Die Budapester Polizei hat dem seit Juni 2009 wegen Terrorverdacht inhaftierten  Rechtsextremen György Budaházy nach einem rechtskräftigen Urteil des Hauptstädtischen Gerichts eine Entschädigung von fast 800.000 HUF (ca. 2800 EUR) ausbezahlt, so sein Anwalt in einer von der ungarischen Nachrichtenagentur veröffentlichten Presseerklärung vom 31.8.2011.

Damit hat Budaházy seit seiner Inhaftierung bereits den vierten Prozeß rechtskräftig gewonnen, drei davon gegen die Polizei.

Am 11. April 2008 war Budaházy bei der Auflösung einer rechtsextremen Demonstration (s.u.) zusammen mit 58 weiteren Personen festgenommen und mehrere Stunden festgehalten worden. Drei seiner Kumpane erhielten deswegen nun je 600.000 bzw. 450.000 HUF Schadensersatz – somit belaufen sich die Entschädigungszahlungen in den genannten Fällen auf insgesamt ca. 2,5 Mio HUF (ca. 9000 EUR).

Budaházys Rechtsvertretung besorgte der Anwalt und Jobbik-Abgeordnete Tamás Nagy-Gaudi, der Vorsitzende des „Nationalen Rechtsschutzdienstes“, der Organisation, die auch den Nazi-Kriegsverbrecher Sándor Képíró erfolgreich vertrat (siehe mein Post).

Die gemeinsame Presseerklärung von Nagy-Gaudi und der Jobbik-EU-Abgeordneten Krisztina Morvai wurde auf MTI veröffentlicht und von den rechtsextremen Medien aufgegriffen; in den Mainstream-Medien fand sie kein Echo.

„Entschädigung für die Rechtsverletzungen von Gyurcsánys Parteipolizei“

Die Jobbik-Juristen werten die Entschädignungszahlungen als großen Erfolg; in ihrer Presseerklärung berufen Morvai und Nagy-Gaudi sich zudem auf den Untersuchungsbericht des Parlamentsausschusses „zur Untersuchung der Menschenrechtsverstöße des Staates in der Periode 2002-2010“, der von Nagy-Gaudi verfasst und im November 2010 von Fidesz, Jobbik und LMP verabschiedet wurde. Bei den dort aufgeführten Fällen von „rechtswidriger Polizeigewalt gegen regierungskritische Demonstranten“ handelt es sich fast ausschließlich um Nagy-Gaudis rechtsextreme Mandanten.

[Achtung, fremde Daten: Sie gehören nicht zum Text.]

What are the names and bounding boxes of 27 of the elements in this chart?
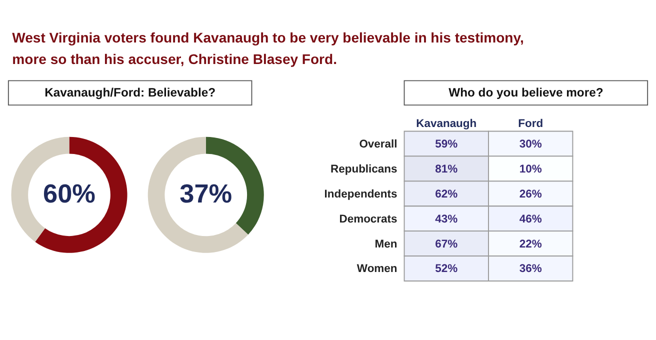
y-tick-label: Democrats bbox=[339, 213, 398, 226]
y-tick-label: Women bbox=[356, 263, 398, 276]
data-label: 26% bbox=[519, 188, 542, 200]
y-tick-label: Men bbox=[374, 238, 398, 250]
data-label: 62% bbox=[435, 188, 458, 200]
data-label: 46% bbox=[519, 213, 542, 226]
text: 37% bbox=[180, 178, 232, 208]
data-label: 81% bbox=[435, 163, 458, 176]
data-label: 52% bbox=[435, 263, 458, 276]
text: West Virginia voters found Kavanaugh to be very believable in his testimony, more so than his accuser, Christine Blasey Ford. bbox=[12, 29, 524, 67]
data-label: 30% bbox=[519, 138, 542, 150]
donut-slice bbox=[35, 136, 128, 253]
y-tick-label: Overall bbox=[359, 138, 398, 150]
x-tick-label: Kavanaugh bbox=[416, 118, 477, 130]
y-tick-label: Independents bbox=[324, 188, 398, 200]
data-label: 10% bbox=[519, 163, 542, 176]
chart-subtitle: Kavanaugh/Ford: Believable? bbox=[44, 86, 216, 100]
data-label: 22% bbox=[519, 238, 542, 250]
data-label: 67% bbox=[435, 238, 458, 250]
text: 60% bbox=[43, 178, 96, 208]
donut-slice bbox=[148, 136, 248, 253]
data-label: 59% bbox=[435, 138, 458, 150]
y-tick-label: Republicans bbox=[330, 163, 398, 176]
x-tick-label: Ford bbox=[518, 118, 544, 130]
data-label: 36% bbox=[519, 263, 542, 276]
chart-title: Who do you believe more? bbox=[448, 86, 604, 100]
data-label: 43% bbox=[435, 213, 458, 226]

Parlamentsausschuss: Polizeieinsätze der Vorgängerregierung gegen Rechtsextreme sind „Menschenrechtsverstöße“

(Dieser Abschnitt aus meinem Post vom Mai 2011)

Seit den Krawallen von 2006 sind Polizeieinsätze gegen „regierungskritische Demonstranten“ in Ungarn ein Thema, mit dem völkische Politik gemacht wird (1). Damals war es bei schweren Straßenschlachten mit Rechtsextremen zu Übergriffen der Polizei auch gegen Unbeteiligte gekommen, was von Fidesz und Jobbik seither politisch instrumentalisiert wurde, um die Vorgängerregierung als Diktatur und Polizeistaat darzustellen. Seither leistet die Jobbik-nahe „Nationale Rechtsstiftung“ (NJA (2) den „Opfern der Polizeigewalt“ Rechtsbeistand und präsentiert sie als politisch Verfolgte. Sie vertritt unter anderem den Rechtsextremen György Budaházy(3), die verbotene Ungarische Garde und die rechtsextreme Organisation „Lelkiismeret 88“ (Gewissen 88). Ihr prominentester Mandant war der kürzlich verstorbene Naziverbrecher Sándor Képíró (4). Leiter dieser Stiftung ist der Jobbik-Jurist Tamás Nagy-Gaudi, seit 2010 Parlamentsdabgeordneter. Er ist Vizevorsitzender des Parlamentsausschusses „zur Untersuchung der Menschenrechtsverstöße des Staates in der Periode 2002-2010“. Im November 2010 legte Nagy-Gaudi seinen Untersuchungsbericht vor.(5) In der Einführung heißt es:

Unter den sozialistisch-liberalen (Medgyessy, Gyurcsány) bzw. sozialistischen (Bajnai) Regierungen zwischen Mai 2002 und Mai 2010 wurde die Ausübung grundlegender politischer Freiheitsrechte (Recht auf freie Meinungsäußerung, Pressefreiheit, Vereins- und Versammlungsrecht) von den Vertretern der Macht im Interesse ihres Machterhaltes eingeschränkt, bzw. auf diesem Gebiet eklatante Rechtsverstöße begangen.
Ein wichtiges Instrument dieser Rechtsauslegung mit dem Ziel des Machterhalts wurde die Polizei, die hinsichtlich der politischen Freiheitsrechte nicht nur als gemäß rechtsstaatlicher Prinzipien handelnde Hüter der öffentlichen Ordnung und Sicherheit vorging, sondern in mehreren Fällen zum Exekutivinstrument des rechtswidrigen Staatswillens wurde.
Mit der rechtswidrigen Auflösung unerwünschter Demonstrationen gegen die Regierung, rechtswidrigen Verhaftungen Demonstrierender, massenhaften Personenkontrollen mit Gewaltanwendung, entwürdigender und unmenschlicher Behandlung, der Einkesselung von Demonstrationen, der Verabschiedung von Gesetzen zur Einschränkung der Freiheitsrechte (…) und ihrem Gebrauch als juristischen Gummiknüppel, sowie der Kriminalisierung von Bürgern, die nur ihre Grundrechte ausüben, versuchten sie auf in einem Rechtsstaat unzulässige Weise, die Menschen von der Wahrnehmung ihrer Grundrechte abzuschrecken. All dies führte dazu, daß das Vertrauen der Gesellschaft in den Rechtsstaat und das Ansehen der Ordnungskräfte schweren Schaden nahmen. Statt rechtsstaatliche Prinzipien zu befolgen, ließ die Polizei sich zu Schritten verleiten, die an dikatorische Regimes erinnern.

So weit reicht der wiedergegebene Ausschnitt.